After this part was fixed the errors go away, but the camera does not zoom in/out ( depending on which VISCA command is being passed). Additionally, the acknowledgement comes back as "None".

Nothing changes if I fill the dictionary with all the fields from the SendReceiveSerialCommand service like so:

serial_data = {
    'SerialData': zoomin,
    'TimeOut': "PT0M0.1S",
    'DataLength': "100",
    'Delimiter': "",
}

The setup

I am running this python script on Ubuntu 20.04 with python 3.8. The setup is a network between the camera and the laptop with static IP addresses assigned.

Please note that the camera is working as I can successfully send commands to the camera over the web interface and when running the C# example (can be found under downloads->software) it comes with, on a Windows machine.

Thank you in advance for your time and effort to help me out!

------ Original question posted in StackOverflow ------

ekptwtos commented 1 year ago

As per the answer:

The data was not passed in the correct format to the function, so the SOAP message was incomplete.

Check the zeep documentation for details about passing SOAP datastructures.

deviceio_type_factory = deviceIO_service.zeep_client.type_factory("http://www.onvif.org/ver10/deviceIO/wsdl")
serial_data = deviceio_type_factory.SerialData(Binary=zoomin)

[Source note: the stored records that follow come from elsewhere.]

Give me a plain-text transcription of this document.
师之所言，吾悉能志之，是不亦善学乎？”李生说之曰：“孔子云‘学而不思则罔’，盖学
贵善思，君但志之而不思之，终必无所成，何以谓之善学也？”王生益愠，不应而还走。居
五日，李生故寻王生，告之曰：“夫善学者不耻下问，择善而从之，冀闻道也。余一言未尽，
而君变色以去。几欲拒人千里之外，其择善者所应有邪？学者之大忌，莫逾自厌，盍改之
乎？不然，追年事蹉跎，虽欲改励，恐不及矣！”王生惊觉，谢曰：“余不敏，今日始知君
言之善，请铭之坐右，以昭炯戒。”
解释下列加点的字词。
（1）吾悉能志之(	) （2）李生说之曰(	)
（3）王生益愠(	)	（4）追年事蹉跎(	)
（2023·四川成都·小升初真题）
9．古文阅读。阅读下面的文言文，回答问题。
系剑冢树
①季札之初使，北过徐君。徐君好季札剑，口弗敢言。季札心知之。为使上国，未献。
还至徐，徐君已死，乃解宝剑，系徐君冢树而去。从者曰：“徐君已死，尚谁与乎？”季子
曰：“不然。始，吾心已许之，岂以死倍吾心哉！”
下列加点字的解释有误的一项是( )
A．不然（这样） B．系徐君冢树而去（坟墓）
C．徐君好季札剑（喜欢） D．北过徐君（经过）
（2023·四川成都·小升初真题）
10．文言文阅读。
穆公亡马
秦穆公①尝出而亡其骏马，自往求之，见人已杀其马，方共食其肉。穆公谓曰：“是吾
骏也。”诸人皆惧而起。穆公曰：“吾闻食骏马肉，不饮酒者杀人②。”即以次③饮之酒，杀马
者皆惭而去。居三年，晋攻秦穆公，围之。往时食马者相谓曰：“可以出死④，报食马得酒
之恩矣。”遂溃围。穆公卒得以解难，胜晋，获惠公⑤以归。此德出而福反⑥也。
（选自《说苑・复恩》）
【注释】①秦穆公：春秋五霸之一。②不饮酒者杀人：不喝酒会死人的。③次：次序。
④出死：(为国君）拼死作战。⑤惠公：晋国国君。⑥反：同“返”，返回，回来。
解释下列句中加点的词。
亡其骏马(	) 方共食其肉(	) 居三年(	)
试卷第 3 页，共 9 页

ack = deviceIO_service.ws_client.SendReceiveSerialCommand(Token= ports[0].token, SerialData=serial_data, TimeOut='PT0M6S', DataLength='100', Delimiter='')

visca_ack_comp = ack['Binary'].hex()
print(visca_ack_comp )
elsampsa commented 1 year ago

Heey! Great that you were able to find a solution to your problem!

The onvif classes in libValkka are just convenience-wrappers that are using zeep under-the-hood, so if there is a problem with "valkka onvif" it's basically just a problem of zeep / onvif / soap / xml, not libValkka. For soap problems it's better to ask elsewhere, like stack overflow, just as you did. :)

So the correct way to do this is to use the official onvif wsdl file & that's it?

ekptwtos commented 1 year ago

Hello!

Yes the problem was basically two fold! 1) The onvif that was stored under

/usr/lib/python3/dist-packages/valkka/onvif/wsdl/deviceio.wsdl

was missing the "Token" element, I decided to add that myself, but another way would be to just download the latest onvif file and replace the existing one.

2) I was sending the data incorrectly. That was the way described in the python-onvif-zeep under the section "configure ( control ) your camera ". The correct way is as described in my comment above!

Please feel free to add this to your documentation! This could save someone else's time and frustration when trying to control his camera!